群響「ショスタコ8番」
- tokyosalamander
- 10 時間前
- 読了時間: 3分
2025年5月17日(土)、群馬交響楽団「第608回定期演奏会」は、群響名誉指揮者・高関健による、細川俊夫の日本初演作品とショスタコーヴィチ「交響曲第8番」でした。渋いプログラムでしたが、群響の熱演が光りました。


今日のプログラムです。

1曲目は、日本を代表する現代作曲家・細川俊夫(2014)の日本初演です。日本初演というのが凄いです。今回のハープ奏者のような名人芸がないと演奏が難しいのでしょうか。
2曲目のショスタコーヴィチ「交響曲第8番」が今日のメインプログラムでした。群響創立80周年に因んだ「交響曲第8番」シリーズのトップバッターです。
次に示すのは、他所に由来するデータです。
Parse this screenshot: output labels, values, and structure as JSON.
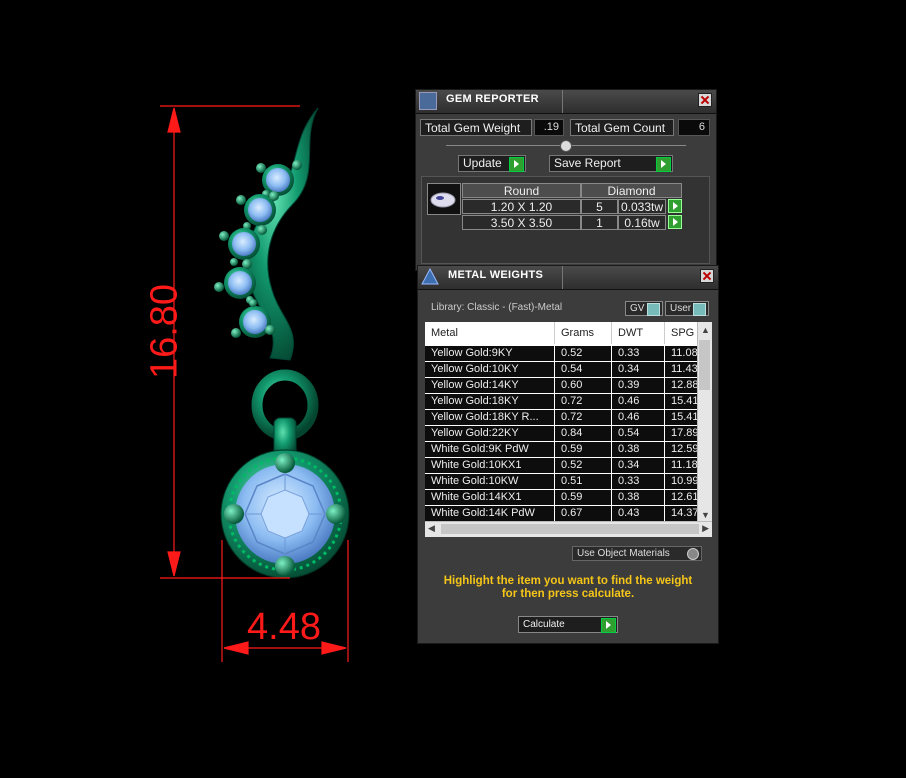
{
  "dimensions": {
    "height_label": "16.80",
    "width_label": "4.48",
    "color": "#ff1a1a"
  },
  "gem_reporter": {
    "title": "GEM REPORTER",
    "total_weight_label": "Total Gem Weight",
    "total_weight_value": ".19",
    "total_count_label": "Total Gem Count",
    "total_count_value": "6",
    "update_label": "Update",
    "save_report_label": "Save Report",
    "table": {
      "shape": "Round",
      "stone": "Diamond",
      "rows": [
        {
          "size": "1.20 X 1.20",
          "count": "5",
          "weight": "0.033tw"
        },
        {
          "size": "3.50 X 3.50",
          "count": "1",
          "weight": "0.16tw"
        }
      ]
    }
  },
  "metal_weights": {
    "title": "METAL WEIGHTS",
    "library": "Library: Classic - (Fast)-Metal",
    "gv_label": "GV",
    "user_label": "User",
    "columns": [
      "Metal",
      "Grams",
      "DWT",
      "SPG"
    ],
    "rows": [
      [
        "Yellow Gold:9KY",
        "0.52",
        "0.33",
        "11.08"
      ],
      [
        "Yellow Gold:10KY",
        "0.54",
        "0.34",
        "11.43"
      ],
      [
        "Yellow Gold:14KY",
        "0.60",
        "0.39",
        "12.88"
      ],
      [
        "Yellow Gold:18KY",
        "0.72",
        "0.46",
        "15.41"
      ],
      [
        "Yellow Gold:18KY R...",
        "0.72",
        "0.46",
        "15.41"
      ],
      [
        "Yellow Gold:22KY",
        "0.84",
        "0.54",
        "17.89"
      ],
      [
        "White Gold:9K PdW",
        "0.59",
        "0.38",
        "12.59"
      ],
      [
        "White Gold:10KX1",
        "0.52",
        "0.34",
        "11.18"
      ],
      [
        "White Gold:10KW",
        "0.51",
        "0.33",
        "10.99"
      ],
      [
        "White Gold:14KX1",
        "0.59",
        "0.38",
        "12.61"
      ],
      [
        "White Gold:14K PdW",
        "0.67",
        "0.43",
        "14.37"
      ]
    ],
    "use_object_materials_label": "Use Object Materials",
    "message_line1": "Highlight the item you want to find the weight",
    "message_line2": "for then press calculate.",
    "calculate_label": "Calculate"
  }
}
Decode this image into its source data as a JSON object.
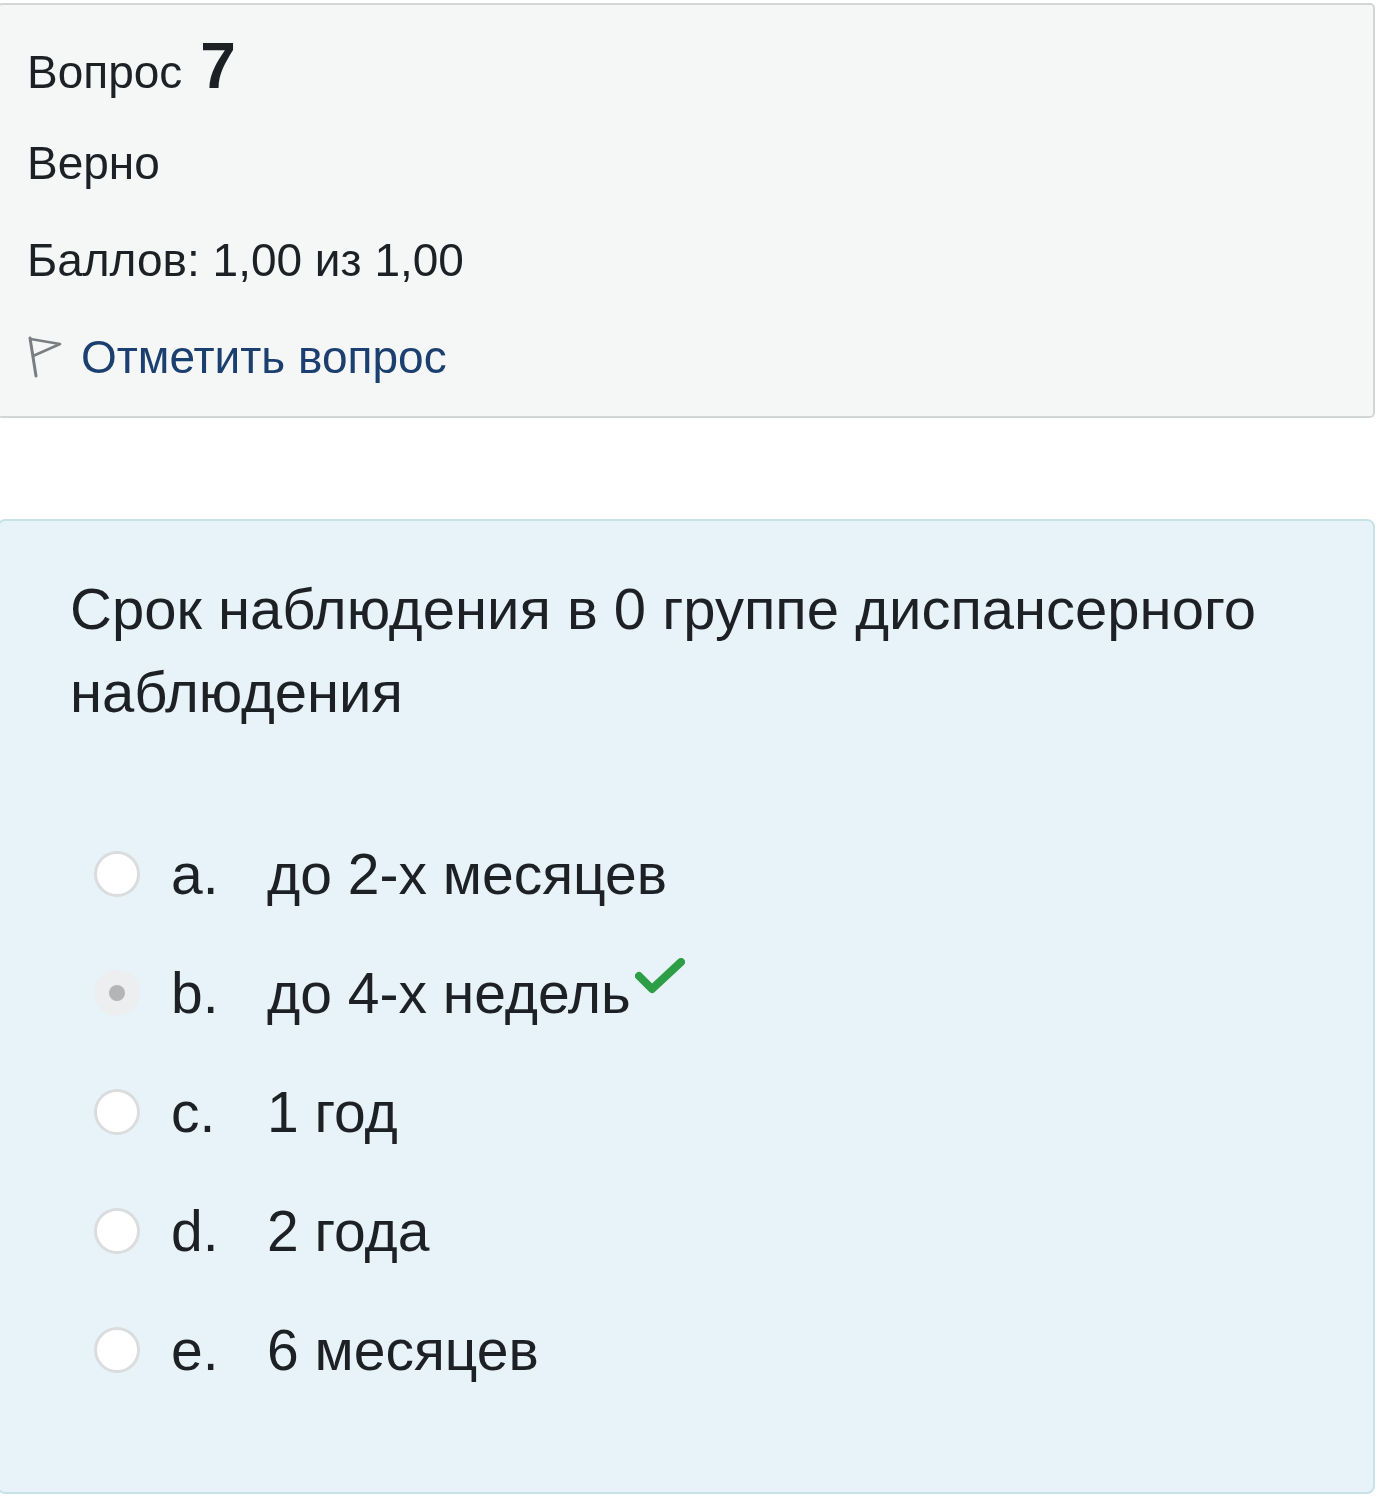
{
  "question_info": {
    "label": "Вопрос",
    "number": "7",
    "state": "Верно",
    "grade": "Баллов: 1,00 из 1,00",
    "flag_link": "Отметить вопрос"
  },
  "question": {
    "text": "Срок наблюдения в 0 группе диспансерного наблюдения",
    "options": [
      {
        "letter": "a.",
        "text": "до 2-х месяцев",
        "selected": false,
        "correct": false
      },
      {
        "letter": "b.",
        "text": "до 4-х недель",
        "selected": true,
        "correct": true
      },
      {
        "letter": "c.",
        "text": "1 год",
        "selected": false,
        "correct": false
      },
      {
        "letter": "d.",
        "text": "2 года",
        "selected": false,
        "correct": false
      },
      {
        "letter": "e.",
        "text": "6 месяцев",
        "selected": false,
        "correct": false
      }
    ]
  }
}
まず、この曲が作曲された背景として、第二次世界大戦の独ソ戦があります。1941年に、ソビエト連邦の大都市レニングラードがドイツ軍に包囲されました。この包囲戦の死者は市民だけで95万人(ほとんどが餓死)と言われています。レニングラードは約900日にわたる包囲に耐え抜き、この攻防で勝利した1943年に書かれたのがこの「交響曲第8番」です。戦況が良くなったことから、ショスタコーヴィチの新しい交響曲には、戦意を盛り立てる勝利の喜びや高らかな凱旋が期待されていました。ところが、この交響曲は重苦しく、悲観的であると非難され、長い間国内での演奏は禁止されてしまいました。
こういった予備知識を持って、初めてこの曲を実演で聴きました。確かに、30分を超える第1楽章は、激しい音の塊りが途切れることなく飛び交い、レニングラードの包囲戦の激烈さを彷彿とさせました。当時の市民が感じていたストレスや絶望感を想起させる重々しい演奏でした。しかし、第2楽章から第5楽章にかけては、シニカルな雰囲気の中にも平穏な暮らしを求める楽天的な希望を感じることができました。
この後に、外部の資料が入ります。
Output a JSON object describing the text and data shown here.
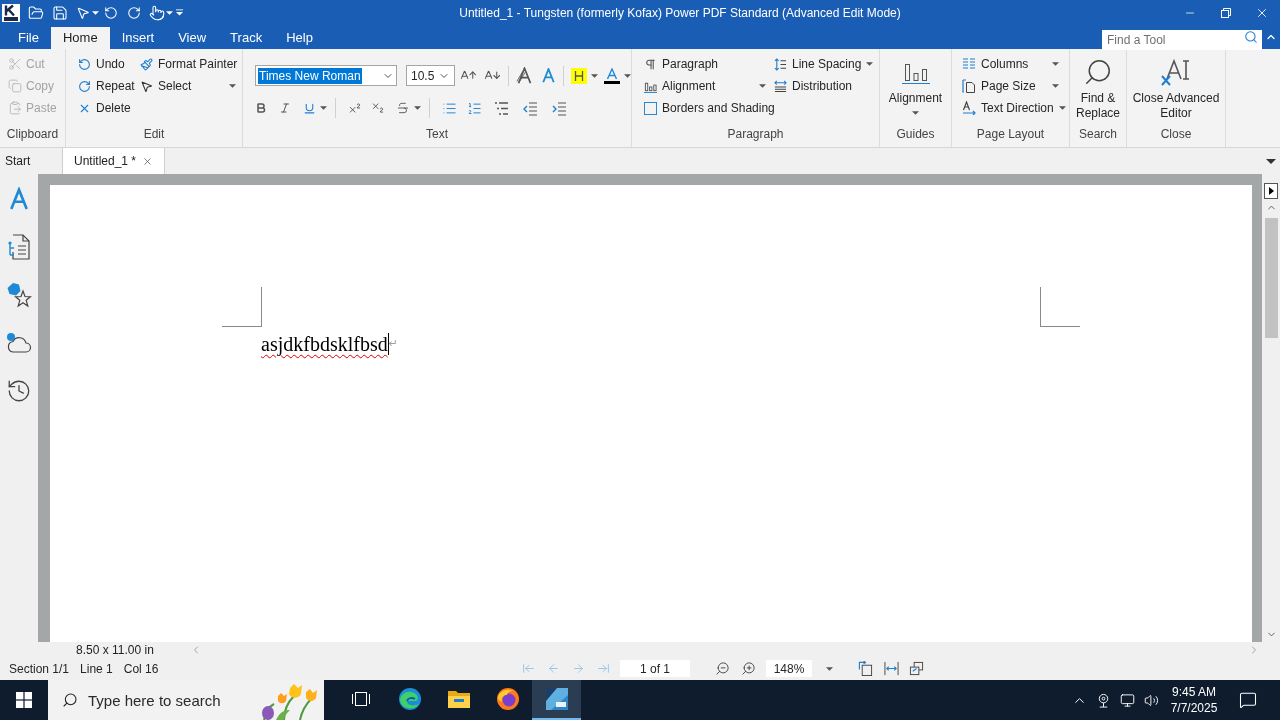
{
  "title_bar": {
    "title": "Untitled_1 - Tungsten (formerly Kofax) Power PDF Standard (Advanced Edit Mode)"
  },
  "menu_tabs": [
    {
      "label": "File",
      "selected": false
    },
    {
      "label": "Home",
      "selected": true
    },
    {
      "label": "Insert",
      "selected": false
    },
    {
      "label": "View",
      "selected": false
    },
    {
      "label": "Track",
      "selected": false
    },
    {
      "label": "Help",
      "selected": false
    }
  ],
  "find_tool": {
    "placeholder": "Find a Tool"
  },
  "ribbon": {
    "clipboard": {
      "label": "Clipboard",
      "items": [
        {
          "label": "Cut",
          "disabled": true
        },
        {
          "label": "Copy",
          "disabled": true
        },
        {
          "label": "Paste",
          "disabled": true
        }
      ]
    },
    "edit": {
      "label": "Edit",
      "items": [
        {
          "label": "Undo",
          "dropdown": false
        },
        {
          "label": "Format Painter",
          "dropdown": false
        },
        {
          "label": "Repeat",
          "dropdown": false
        },
        {
          "label": "Select",
          "dropdown": true
        },
        {
          "label": "Delete",
          "dropdown": false
        }
      ]
    },
    "text": {
      "label": "Text",
      "font": {
        "value": "Times New Roman",
        "text_selected": true
      },
      "size": {
        "value": "10.5"
      }
    },
    "paragraph": {
      "label": "Paragraph",
      "items": [
        {
          "label": "Paragraph",
          "dropdown": false
        },
        {
          "label": "Line Spacing",
          "dropdown": true
        },
        {
          "label": "Alignment",
          "dropdown": true
        },
        {
          "label": "Distribution",
          "dropdown": false
        },
        {
          "label": "Borders and Shading",
          "dropdown": false
        }
      ]
    },
    "guides": {
      "label": "Guides",
      "button": {
        "label": "Alignment",
        "dropdown": true
      }
    },
    "page_layout": {
      "label": "Page Layout",
      "items": [
        {
          "label": "Columns",
          "dropdown": true
        },
        {
          "label": "Page Size",
          "dropdown": true
        },
        {
          "label": "Text Direction",
          "dropdown": true
        }
      ]
    },
    "search": {
      "label": "Search",
      "button": {
        "label": "Find & Replace"
      }
    },
    "close": {
      "label": "Close",
      "button": {
        "label": "Close Advanced Editor"
      }
    }
  },
  "document_tabs": [
    {
      "label": "Start",
      "selected": false,
      "closable": false
    },
    {
      "label": "Untitled_1 *",
      "selected": true,
      "closable": true
    }
  ],
  "document": {
    "text": "asjdkfbdsklfbsd",
    "spelling_error": true,
    "paragraph_mark": "↵"
  },
  "page_size": "8.50 x 11.00 in",
  "status_bar": {
    "section": "Section 1/1",
    "line": "Line 1",
    "column": "Col 16",
    "page_field": "1 of 1",
    "zoom_field": "148%"
  },
  "taskbar": {
    "search": {
      "placeholder": "Type here to search"
    },
    "apps": [
      {
        "kind": "task_view",
        "selected": false
      },
      {
        "kind": "edge",
        "selected": false
      },
      {
        "kind": "file_explorer",
        "selected": false
      },
      {
        "kind": "firefox",
        "selected": false
      },
      {
        "kind": "power_pdf",
        "selected": true
      }
    ],
    "time": "9:45 AM",
    "date": "7/7/2025"
  }
}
ショスタコーヴィチにとって、戦争での勝利や凱旋の喜びは、まやかしで一時的なもの、苦しみや悲しみそのものを無くすことはできない、と考えていました。そして、終楽章では、はるか彼方の戦争のない世界を描こうとしていたようです。ショスタコーヴィチは、この曲について「内面的かつ悲劇的ではあるものの、全体として楽天的で人生肯定的な作品だ」と述べています。
現代に生きる私たちがこの曲を聴くと、腑に落ちる瞬間がたくさんありました。勝利の雄たけびや凱旋の高揚感が描かれていたとしたら、盛り上がるかもしれませんが、その場限りの、取ってつけたような違和感を感じるような気がします。
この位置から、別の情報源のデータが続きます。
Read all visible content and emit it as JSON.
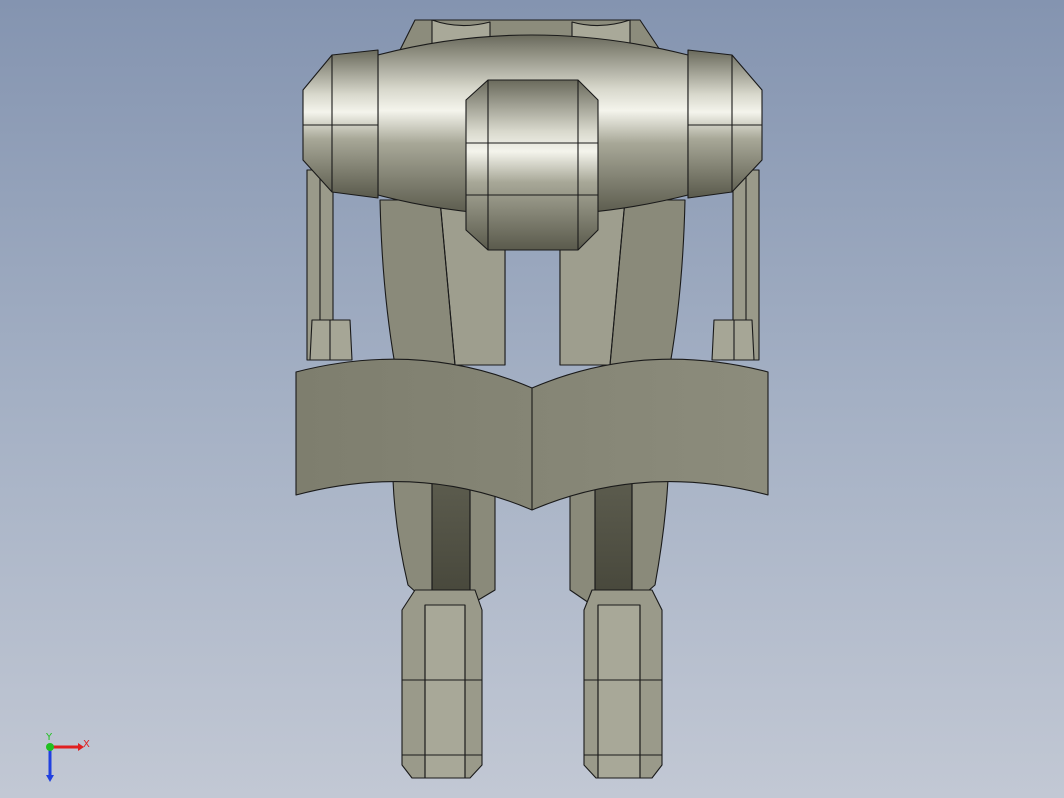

むしろ、長大な第1楽章の悲劇性と第2楽章から第5楽章にかけての戦争のない世界を夢見て迎えた穏やかな終結との対比は、いつどこで戦争が起こってもおかしくない現代の危うさそのものを暗示しているような先見性を感じました。

カーテンコールでは、群響の名人芸と、ショスターコーヴィチを知り尽くした名誉指揮者・高関健とのコンビによる豪快で鮮やかな演奏に大喝采が送られました。

定期演奏会で演奏されなければ、あえて聴くことはなかった「タコ8」ですが、こんな素晴らしい曲だったのかと、魅力に気づきました。今回も素晴らしい体験でした。